Quand ses flammes transparentes nous lèchent

Sournoisement la peau

Et nous pénètre jusqu’aux os,

Jusqu’au coeur

Et fraie son chemin jusqu’à l’âme

Si creux que le corps de l’autre

Ne peut plus nous réchauffer

Et que nos frottements désespérés

Ne rallument plus rien

Pour redonner vie à notre pauvre amour

Qui a froid aux mains

 

(Et on dit que mourir de froid, c’est comme s’endormir…)

 

Ça se peut que ça fasse mal…

 

Ce lit qui se transforme en champ  de bataille,

Lieu de tous les carnages,

De tous les combats de nos amours boueuses

Ta peau entre mes dents (victoire étalée sur une blessure)

Mon sang sur les lèvres (tes représailles mordantes)

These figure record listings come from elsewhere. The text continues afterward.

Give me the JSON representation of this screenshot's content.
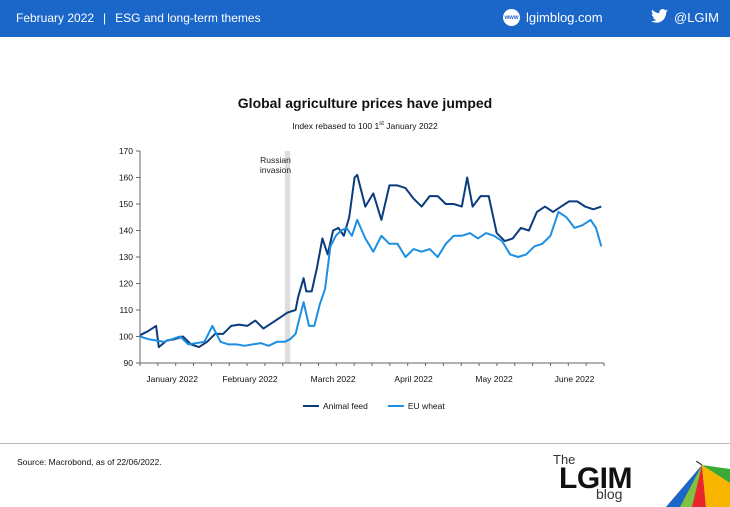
{
  "header": {
    "date": "February 2022",
    "separator": "|",
    "section": "ESG and long-term themes",
    "website": "lgimblog.com",
    "globe_badge": "www",
    "twitter": "@LGIM",
    "background": "#1a66c9"
  },
  "chart_data": {
    "type": "line",
    "title": "Global agriculture prices have jumped",
    "subtitle_prefix": "Index rebased to 100 1",
    "subtitle_sup": "st",
    "subtitle_suffix": " January 2022",
    "ylim": [
      90,
      170
    ],
    "yticks": [
      90,
      100,
      110,
      120,
      130,
      140,
      150,
      160,
      170
    ],
    "x_domain": [
      "2022-01-01",
      "2022-06-23"
    ],
    "xticks": [
      {
        "label": "January 2022",
        "date": "2022-01-13"
      },
      {
        "label": "February 2022",
        "date": "2022-02-11"
      },
      {
        "label": "March 2022",
        "date": "2022-03-14"
      },
      {
        "label": "April 2022",
        "date": "2022-04-13"
      },
      {
        "label": "May 2022",
        "date": "2022-05-13"
      },
      {
        "label": "June 2022",
        "date": "2022-06-12"
      }
    ],
    "annotation": {
      "text": [
        "Russian",
        "invasion"
      ],
      "date_from": "2022-02-24",
      "date_to": "2022-02-26"
    },
    "series": [
      {
        "name": "Animal feed",
        "color": "#0b3c7d",
        "x": [
          "2022-01-01",
          "2022-01-04",
          "2022-01-07",
          "2022-01-08",
          "2022-01-11",
          "2022-01-14",
          "2022-01-17",
          "2022-01-20",
          "2022-01-23",
          "2022-01-26",
          "2022-01-29",
          "2022-02-01",
          "2022-02-04",
          "2022-02-07",
          "2022-02-10",
          "2022-02-13",
          "2022-02-16",
          "2022-02-19",
          "2022-02-22",
          "2022-02-25",
          "2022-02-28",
          "2022-03-01",
          "2022-03-03",
          "2022-03-04",
          "2022-03-06",
          "2022-03-08",
          "2022-03-10",
          "2022-03-12",
          "2022-03-14",
          "2022-03-16",
          "2022-03-18",
          "2022-03-20",
          "2022-03-22",
          "2022-03-23",
          "2022-03-26",
          "2022-03-29",
          "2022-04-01",
          "2022-04-04",
          "2022-04-07",
          "2022-04-10",
          "2022-04-13",
          "2022-04-16",
          "2022-04-19",
          "2022-04-22",
          "2022-04-25",
          "2022-04-28",
          "2022-05-01",
          "2022-05-03",
          "2022-05-05",
          "2022-05-08",
          "2022-05-11",
          "2022-05-14",
          "2022-05-17",
          "2022-05-20",
          "2022-05-23",
          "2022-05-26",
          "2022-05-29",
          "2022-06-01",
          "2022-06-04",
          "2022-06-07",
          "2022-06-10",
          "2022-06-13",
          "2022-06-16",
          "2022-06-19",
          "2022-06-22"
        ],
        "y": [
          100.5,
          102,
          104,
          96,
          98.5,
          99,
          100,
          97,
          96,
          98,
          101,
          101,
          104,
          104.5,
          104,
          106,
          103,
          105,
          107,
          109,
          110,
          115,
          122,
          117,
          117,
          126,
          137,
          131,
          140,
          141,
          138,
          145,
          160,
          161,
          149,
          154,
          144,
          157,
          157,
          156,
          152,
          149,
          153,
          153,
          150,
          150,
          149,
          160,
          149,
          153,
          153,
          139,
          136,
          137,
          141,
          140,
          147,
          149,
          147,
          149,
          151,
          151,
          149,
          148,
          149
        ]
      },
      {
        "name": "EU wheat",
        "color": "#1c8fe2",
        "x": [
          "2022-01-01",
          "2022-01-04",
          "2022-01-07",
          "2022-01-10",
          "2022-01-13",
          "2022-01-16",
          "2022-01-19",
          "2022-01-22",
          "2022-01-25",
          "2022-01-28",
          "2022-01-31",
          "2022-02-03",
          "2022-02-06",
          "2022-02-09",
          "2022-02-12",
          "2022-02-15",
          "2022-02-18",
          "2022-02-21",
          "2022-02-24",
          "2022-02-26",
          "2022-02-28",
          "2022-03-01",
          "2022-03-03",
          "2022-03-05",
          "2022-03-07",
          "2022-03-09",
          "2022-03-11",
          "2022-03-13",
          "2022-03-15",
          "2022-03-17",
          "2022-03-19",
          "2022-03-21",
          "2022-03-23",
          "2022-03-26",
          "2022-03-29",
          "2022-04-01",
          "2022-04-04",
          "2022-04-07",
          "2022-04-10",
          "2022-04-13",
          "2022-04-16",
          "2022-04-19",
          "2022-04-22",
          "2022-04-25",
          "2022-04-28",
          "2022-05-01",
          "2022-05-04",
          "2022-05-07",
          "2022-05-10",
          "2022-05-13",
          "2022-05-16",
          "2022-05-19",
          "2022-05-22",
          "2022-05-25",
          "2022-05-28",
          "2022-05-31",
          "2022-06-03",
          "2022-06-06",
          "2022-06-09",
          "2022-06-12",
          "2022-06-15",
          "2022-06-18",
          "2022-06-20",
          "2022-06-22"
        ],
        "y": [
          100,
          99,
          98.5,
          98,
          99,
          100,
          97,
          97.5,
          98,
          104,
          98,
          97,
          97,
          96.5,
          97,
          97.5,
          96.5,
          98,
          98,
          99,
          101,
          105,
          113,
          104,
          104,
          112,
          118,
          134,
          138,
          140,
          141,
          138,
          144,
          137,
          132,
          138,
          135,
          135,
          130,
          133,
          132,
          133,
          130,
          135,
          138,
          138,
          139,
          137,
          139,
          138,
          136,
          131,
          130,
          131,
          134,
          135,
          138,
          147,
          145,
          141,
          142,
          144,
          141,
          134
        ]
      }
    ]
  },
  "legend": [
    {
      "label": "Animal feed",
      "color": "#0b3c7d"
    },
    {
      "label": "EU wheat",
      "color": "#1c8fe2"
    }
  ],
  "footer": {
    "source": "Source: Macrobond, as of 22/06/2022.",
    "brand_the": "The",
    "brand_lgim": "LGIM",
    "brand_blog": "blog"
  }
}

Les trahisons qu’on s’enfonce tour à tour entre les omoplates

La fin des hostilités n’attend que le bruit de la chute d’un corps

 

(Qu’on est donc nobles avec nos blessures de guerre)

 

Ça se peut que ça fasse mal…

Parce qu’elle finit toujours par survenir

Un jour, une nuit, quand on ne l’attend plus

La désertion…

La traversée du désert, en solitaire,

La soif qui goûte le fer,

Respirer l’enfer, recracher de l’air

La tempête de sable au fond de la gorge,

La larme salée qui apaise à peine

La langue craquelée,  la plainte silencieuse

Une main tendue, supplique inutile

 

(Qu’on est donc petit devant un désert à avaler)

 

Ça se peut que ça fasse mal…

 

Nos amours tragironiques

Ça se peut que ça fasse mal,

Mais t’en mourras pas.

 

*SLAM performé le 9 août au Café Bloom, dans le cadre de la soirée PSAUME, animée Par Marjolaine Robichaud et Yvon Jean.